Погромы в Александрии

   Свадьба Лизы стала последней каплей. «Едем в Александрию, там самооборона[6], хотя бы от погромов спасемся», – бормотала Шейна, завязывая вещи в узлы. «Не поднимай, тебе нельзя», – муж выхватил громоздкий узел с периной из рук жены. Они ждали четвертого ребенка ближе к зиме.
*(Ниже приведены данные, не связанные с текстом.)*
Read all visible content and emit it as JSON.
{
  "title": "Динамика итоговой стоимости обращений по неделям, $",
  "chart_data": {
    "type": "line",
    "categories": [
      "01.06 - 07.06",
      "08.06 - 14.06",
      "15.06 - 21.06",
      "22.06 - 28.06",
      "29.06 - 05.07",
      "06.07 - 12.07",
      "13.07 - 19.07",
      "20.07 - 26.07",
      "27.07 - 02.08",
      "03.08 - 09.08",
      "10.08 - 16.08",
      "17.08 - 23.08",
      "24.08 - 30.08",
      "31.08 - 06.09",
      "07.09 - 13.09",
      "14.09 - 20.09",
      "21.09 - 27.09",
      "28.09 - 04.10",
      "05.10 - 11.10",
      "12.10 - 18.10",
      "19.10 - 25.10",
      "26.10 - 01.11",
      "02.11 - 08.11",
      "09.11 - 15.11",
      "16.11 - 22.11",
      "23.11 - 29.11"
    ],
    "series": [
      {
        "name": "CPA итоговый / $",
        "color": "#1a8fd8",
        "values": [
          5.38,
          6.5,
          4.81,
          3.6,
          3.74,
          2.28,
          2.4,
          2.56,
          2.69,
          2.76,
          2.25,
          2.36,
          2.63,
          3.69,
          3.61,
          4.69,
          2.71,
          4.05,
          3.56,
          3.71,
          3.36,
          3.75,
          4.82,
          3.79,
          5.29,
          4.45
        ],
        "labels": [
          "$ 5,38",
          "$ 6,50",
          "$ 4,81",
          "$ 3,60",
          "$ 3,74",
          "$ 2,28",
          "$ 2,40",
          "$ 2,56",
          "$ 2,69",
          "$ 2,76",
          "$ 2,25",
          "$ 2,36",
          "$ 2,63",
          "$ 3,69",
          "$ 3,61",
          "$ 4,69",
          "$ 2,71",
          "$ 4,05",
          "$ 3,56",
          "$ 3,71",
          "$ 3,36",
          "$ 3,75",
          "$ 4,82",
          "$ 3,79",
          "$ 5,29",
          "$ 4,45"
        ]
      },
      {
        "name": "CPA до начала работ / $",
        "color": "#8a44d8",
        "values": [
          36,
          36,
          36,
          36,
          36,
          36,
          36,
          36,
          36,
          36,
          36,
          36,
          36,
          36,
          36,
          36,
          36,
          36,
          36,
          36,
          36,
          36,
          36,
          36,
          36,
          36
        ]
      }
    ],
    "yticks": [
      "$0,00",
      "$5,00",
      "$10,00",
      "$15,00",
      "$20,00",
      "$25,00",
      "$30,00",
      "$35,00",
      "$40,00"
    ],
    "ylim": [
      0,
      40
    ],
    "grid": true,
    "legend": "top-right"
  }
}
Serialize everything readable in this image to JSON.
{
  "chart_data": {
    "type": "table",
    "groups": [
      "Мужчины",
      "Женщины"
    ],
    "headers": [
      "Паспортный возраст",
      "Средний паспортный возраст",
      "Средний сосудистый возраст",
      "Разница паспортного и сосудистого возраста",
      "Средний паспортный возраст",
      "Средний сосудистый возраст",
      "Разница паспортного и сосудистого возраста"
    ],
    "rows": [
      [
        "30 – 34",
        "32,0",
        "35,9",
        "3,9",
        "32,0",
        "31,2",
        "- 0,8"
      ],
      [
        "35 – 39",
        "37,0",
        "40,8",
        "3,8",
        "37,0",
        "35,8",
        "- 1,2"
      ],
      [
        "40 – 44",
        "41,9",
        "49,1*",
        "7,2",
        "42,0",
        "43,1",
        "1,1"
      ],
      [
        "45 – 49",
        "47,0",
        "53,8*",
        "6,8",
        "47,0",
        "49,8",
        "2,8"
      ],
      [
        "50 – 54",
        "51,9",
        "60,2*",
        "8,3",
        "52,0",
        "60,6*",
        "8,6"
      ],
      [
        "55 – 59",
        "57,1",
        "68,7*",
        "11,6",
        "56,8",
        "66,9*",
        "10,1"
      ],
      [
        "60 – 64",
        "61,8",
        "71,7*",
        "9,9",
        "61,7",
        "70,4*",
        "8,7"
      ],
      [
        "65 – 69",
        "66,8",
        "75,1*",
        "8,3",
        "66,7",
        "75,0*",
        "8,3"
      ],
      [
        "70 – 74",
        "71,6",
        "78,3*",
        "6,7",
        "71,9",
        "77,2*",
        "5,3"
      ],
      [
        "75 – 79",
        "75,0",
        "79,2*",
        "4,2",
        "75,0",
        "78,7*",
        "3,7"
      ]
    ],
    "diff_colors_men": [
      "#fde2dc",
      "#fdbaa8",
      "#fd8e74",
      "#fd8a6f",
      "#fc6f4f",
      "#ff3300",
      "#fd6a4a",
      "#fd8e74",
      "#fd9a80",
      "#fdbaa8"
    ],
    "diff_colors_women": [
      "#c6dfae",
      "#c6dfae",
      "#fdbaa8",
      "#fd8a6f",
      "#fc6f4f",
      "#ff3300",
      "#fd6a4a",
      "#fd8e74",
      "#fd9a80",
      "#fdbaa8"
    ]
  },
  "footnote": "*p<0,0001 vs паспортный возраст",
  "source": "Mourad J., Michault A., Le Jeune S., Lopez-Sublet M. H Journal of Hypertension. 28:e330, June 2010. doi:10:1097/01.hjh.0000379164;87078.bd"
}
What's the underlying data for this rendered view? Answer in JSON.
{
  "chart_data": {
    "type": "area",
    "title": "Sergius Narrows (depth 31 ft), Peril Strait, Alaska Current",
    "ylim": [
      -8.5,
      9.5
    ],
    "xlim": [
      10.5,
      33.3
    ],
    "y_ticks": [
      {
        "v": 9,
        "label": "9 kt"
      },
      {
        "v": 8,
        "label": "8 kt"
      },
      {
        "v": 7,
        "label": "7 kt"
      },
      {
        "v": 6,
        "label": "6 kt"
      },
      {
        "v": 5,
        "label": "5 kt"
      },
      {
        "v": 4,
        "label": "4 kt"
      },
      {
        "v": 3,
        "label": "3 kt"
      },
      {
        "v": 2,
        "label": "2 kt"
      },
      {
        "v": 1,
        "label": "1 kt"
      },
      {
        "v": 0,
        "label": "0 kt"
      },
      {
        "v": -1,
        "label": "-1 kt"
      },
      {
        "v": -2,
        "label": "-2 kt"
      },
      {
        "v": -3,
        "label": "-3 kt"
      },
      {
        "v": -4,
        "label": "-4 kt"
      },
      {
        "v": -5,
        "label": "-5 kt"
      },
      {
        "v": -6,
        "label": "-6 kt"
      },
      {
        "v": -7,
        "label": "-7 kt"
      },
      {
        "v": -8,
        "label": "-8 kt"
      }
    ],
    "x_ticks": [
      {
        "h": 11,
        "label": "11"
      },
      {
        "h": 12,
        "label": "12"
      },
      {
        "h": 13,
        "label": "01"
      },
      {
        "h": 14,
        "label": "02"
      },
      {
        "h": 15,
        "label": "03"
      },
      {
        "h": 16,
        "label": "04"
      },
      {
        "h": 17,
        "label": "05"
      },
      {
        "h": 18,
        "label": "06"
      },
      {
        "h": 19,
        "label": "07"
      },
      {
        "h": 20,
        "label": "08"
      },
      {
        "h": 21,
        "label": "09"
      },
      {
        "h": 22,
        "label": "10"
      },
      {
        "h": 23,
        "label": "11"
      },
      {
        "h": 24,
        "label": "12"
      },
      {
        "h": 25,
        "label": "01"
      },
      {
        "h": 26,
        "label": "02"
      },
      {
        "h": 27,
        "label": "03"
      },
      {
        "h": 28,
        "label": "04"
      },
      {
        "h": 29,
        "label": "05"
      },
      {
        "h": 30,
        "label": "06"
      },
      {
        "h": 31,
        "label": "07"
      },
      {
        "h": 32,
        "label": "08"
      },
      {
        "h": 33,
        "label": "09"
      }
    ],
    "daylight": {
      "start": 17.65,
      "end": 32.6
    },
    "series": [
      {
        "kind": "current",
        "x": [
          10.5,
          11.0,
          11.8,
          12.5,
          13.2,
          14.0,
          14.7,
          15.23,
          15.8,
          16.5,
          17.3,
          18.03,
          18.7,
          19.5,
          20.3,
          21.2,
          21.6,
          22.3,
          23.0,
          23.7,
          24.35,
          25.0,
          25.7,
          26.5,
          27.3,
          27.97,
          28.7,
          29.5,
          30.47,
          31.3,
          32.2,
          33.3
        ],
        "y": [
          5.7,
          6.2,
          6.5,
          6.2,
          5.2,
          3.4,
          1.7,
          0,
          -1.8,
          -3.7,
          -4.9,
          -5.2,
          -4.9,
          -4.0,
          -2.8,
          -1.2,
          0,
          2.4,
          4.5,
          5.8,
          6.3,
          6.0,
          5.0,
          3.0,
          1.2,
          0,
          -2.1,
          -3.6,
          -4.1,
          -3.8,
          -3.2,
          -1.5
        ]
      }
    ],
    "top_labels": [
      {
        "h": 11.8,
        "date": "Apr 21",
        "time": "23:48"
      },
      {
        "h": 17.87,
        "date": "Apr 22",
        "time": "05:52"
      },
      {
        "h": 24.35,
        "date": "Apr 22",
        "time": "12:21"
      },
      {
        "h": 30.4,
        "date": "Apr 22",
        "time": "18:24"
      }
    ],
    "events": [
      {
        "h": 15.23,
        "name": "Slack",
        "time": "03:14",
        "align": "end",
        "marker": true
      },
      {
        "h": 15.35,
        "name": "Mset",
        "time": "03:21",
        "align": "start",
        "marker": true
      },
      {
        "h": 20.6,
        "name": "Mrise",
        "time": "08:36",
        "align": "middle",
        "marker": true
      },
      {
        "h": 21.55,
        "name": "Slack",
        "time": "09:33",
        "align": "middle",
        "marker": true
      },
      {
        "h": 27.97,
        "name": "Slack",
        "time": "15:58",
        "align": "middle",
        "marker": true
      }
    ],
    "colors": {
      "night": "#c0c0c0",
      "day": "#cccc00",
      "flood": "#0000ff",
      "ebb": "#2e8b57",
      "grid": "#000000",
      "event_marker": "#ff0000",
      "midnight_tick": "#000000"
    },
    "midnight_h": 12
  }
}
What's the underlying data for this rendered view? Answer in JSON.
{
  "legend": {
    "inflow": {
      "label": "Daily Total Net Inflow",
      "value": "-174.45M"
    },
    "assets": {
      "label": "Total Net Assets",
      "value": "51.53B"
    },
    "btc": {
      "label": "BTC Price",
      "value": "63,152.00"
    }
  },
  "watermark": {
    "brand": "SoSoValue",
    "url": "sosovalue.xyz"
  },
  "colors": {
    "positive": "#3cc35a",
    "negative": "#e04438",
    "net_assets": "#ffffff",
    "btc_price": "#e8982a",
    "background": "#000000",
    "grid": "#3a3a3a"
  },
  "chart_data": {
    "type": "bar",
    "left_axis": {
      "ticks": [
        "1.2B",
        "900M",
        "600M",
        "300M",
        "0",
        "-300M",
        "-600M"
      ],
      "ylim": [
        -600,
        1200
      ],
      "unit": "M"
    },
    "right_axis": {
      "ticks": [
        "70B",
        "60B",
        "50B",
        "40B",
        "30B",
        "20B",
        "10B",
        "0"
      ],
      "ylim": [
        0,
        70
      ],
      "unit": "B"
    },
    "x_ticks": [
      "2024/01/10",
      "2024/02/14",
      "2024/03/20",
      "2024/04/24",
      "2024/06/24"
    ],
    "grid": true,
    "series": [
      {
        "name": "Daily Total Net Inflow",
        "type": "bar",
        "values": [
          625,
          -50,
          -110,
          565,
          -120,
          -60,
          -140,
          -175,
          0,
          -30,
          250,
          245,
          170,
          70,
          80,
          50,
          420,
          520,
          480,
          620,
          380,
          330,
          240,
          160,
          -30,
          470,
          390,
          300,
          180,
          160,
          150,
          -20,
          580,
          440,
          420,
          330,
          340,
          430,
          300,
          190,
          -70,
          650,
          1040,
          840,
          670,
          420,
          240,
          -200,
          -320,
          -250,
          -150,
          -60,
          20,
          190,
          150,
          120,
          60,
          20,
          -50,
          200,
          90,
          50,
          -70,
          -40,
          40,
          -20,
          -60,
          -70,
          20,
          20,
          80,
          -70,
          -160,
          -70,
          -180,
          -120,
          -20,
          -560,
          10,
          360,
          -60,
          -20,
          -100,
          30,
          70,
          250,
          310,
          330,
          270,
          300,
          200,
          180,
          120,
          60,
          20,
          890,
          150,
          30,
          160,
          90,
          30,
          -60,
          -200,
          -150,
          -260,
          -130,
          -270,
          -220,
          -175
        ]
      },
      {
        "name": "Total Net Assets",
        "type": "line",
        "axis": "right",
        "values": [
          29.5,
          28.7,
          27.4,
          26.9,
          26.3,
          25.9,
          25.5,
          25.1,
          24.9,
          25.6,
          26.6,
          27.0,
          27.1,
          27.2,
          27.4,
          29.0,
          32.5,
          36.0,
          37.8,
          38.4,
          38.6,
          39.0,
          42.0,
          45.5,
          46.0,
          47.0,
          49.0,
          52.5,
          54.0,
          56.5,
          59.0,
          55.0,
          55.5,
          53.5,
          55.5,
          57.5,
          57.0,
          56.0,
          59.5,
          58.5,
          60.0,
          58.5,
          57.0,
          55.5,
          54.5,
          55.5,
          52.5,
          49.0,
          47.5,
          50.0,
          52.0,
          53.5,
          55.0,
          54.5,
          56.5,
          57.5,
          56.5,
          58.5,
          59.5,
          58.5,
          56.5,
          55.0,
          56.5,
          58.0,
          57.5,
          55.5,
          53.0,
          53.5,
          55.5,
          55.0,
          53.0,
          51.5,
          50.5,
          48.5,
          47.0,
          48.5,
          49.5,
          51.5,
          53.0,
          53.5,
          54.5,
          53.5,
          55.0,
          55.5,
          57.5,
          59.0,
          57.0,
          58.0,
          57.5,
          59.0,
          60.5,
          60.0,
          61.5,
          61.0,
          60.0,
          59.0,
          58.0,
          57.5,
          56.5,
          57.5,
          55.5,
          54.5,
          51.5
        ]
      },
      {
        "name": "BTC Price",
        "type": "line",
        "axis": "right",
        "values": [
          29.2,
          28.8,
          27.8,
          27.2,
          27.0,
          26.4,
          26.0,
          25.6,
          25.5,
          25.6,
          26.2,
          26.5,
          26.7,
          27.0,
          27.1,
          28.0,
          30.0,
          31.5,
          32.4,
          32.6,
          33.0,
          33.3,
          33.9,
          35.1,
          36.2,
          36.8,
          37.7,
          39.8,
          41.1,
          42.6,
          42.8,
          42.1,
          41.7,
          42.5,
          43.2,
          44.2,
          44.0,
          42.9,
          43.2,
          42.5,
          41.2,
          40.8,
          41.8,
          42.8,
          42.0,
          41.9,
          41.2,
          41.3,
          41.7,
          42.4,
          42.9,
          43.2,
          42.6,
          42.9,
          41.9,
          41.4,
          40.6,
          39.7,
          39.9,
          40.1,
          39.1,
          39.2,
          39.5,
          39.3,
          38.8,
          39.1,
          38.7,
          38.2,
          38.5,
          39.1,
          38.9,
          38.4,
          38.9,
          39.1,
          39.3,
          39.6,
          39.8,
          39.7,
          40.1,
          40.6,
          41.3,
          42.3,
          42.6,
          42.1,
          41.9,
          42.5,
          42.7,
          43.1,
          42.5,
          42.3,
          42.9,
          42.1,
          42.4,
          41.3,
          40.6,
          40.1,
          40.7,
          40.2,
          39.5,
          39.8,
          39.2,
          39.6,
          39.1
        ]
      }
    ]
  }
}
   В Александрию так в Александрию. Там жил Лева, двоюродный брат Мэхла, и было известно, что в городе можно найти работу и недорогое жилье. В Новой Праге работы не было. Мучная лавка Мэхла дохода не приносила, жили с того, что распродавали потихонечку вещи, приданое Шейны. Мэхл простился с отцом, Фейгой, поцеловал сестер, братьев – и с тремя детьми и беременной женой на телеге отправился за двадцать километров, в другой город.
   Снять жилье получилось довольно быстро: Галя, богатая украинка, чей муж как ушел на фронт в 1914, так до сих пор и рубил где-то саблей, сдала две теплые комнаты. Мэхл нашел работу. В начале зимы родился Шимон, Сёмочка. Девочки подрастали, и Шейна каждую ночь, закрывая глаза, мысленно благодарила Бога: дети живы и здоровы, у мужа есть работа, у нее еще есть что продать… Но вслух не произносилось ни слова: Шейна вдруг стала суеверной, как родители, и не хотела, чтобы смерть за окном услышала, как она спокойна и как благодарна… Шейна, закрыв глаза, повторяла про себя молитву об упокоении отца, о спасении мамы, брата и сестер, но сил хватало на минуту, дальше проваливалась в сон.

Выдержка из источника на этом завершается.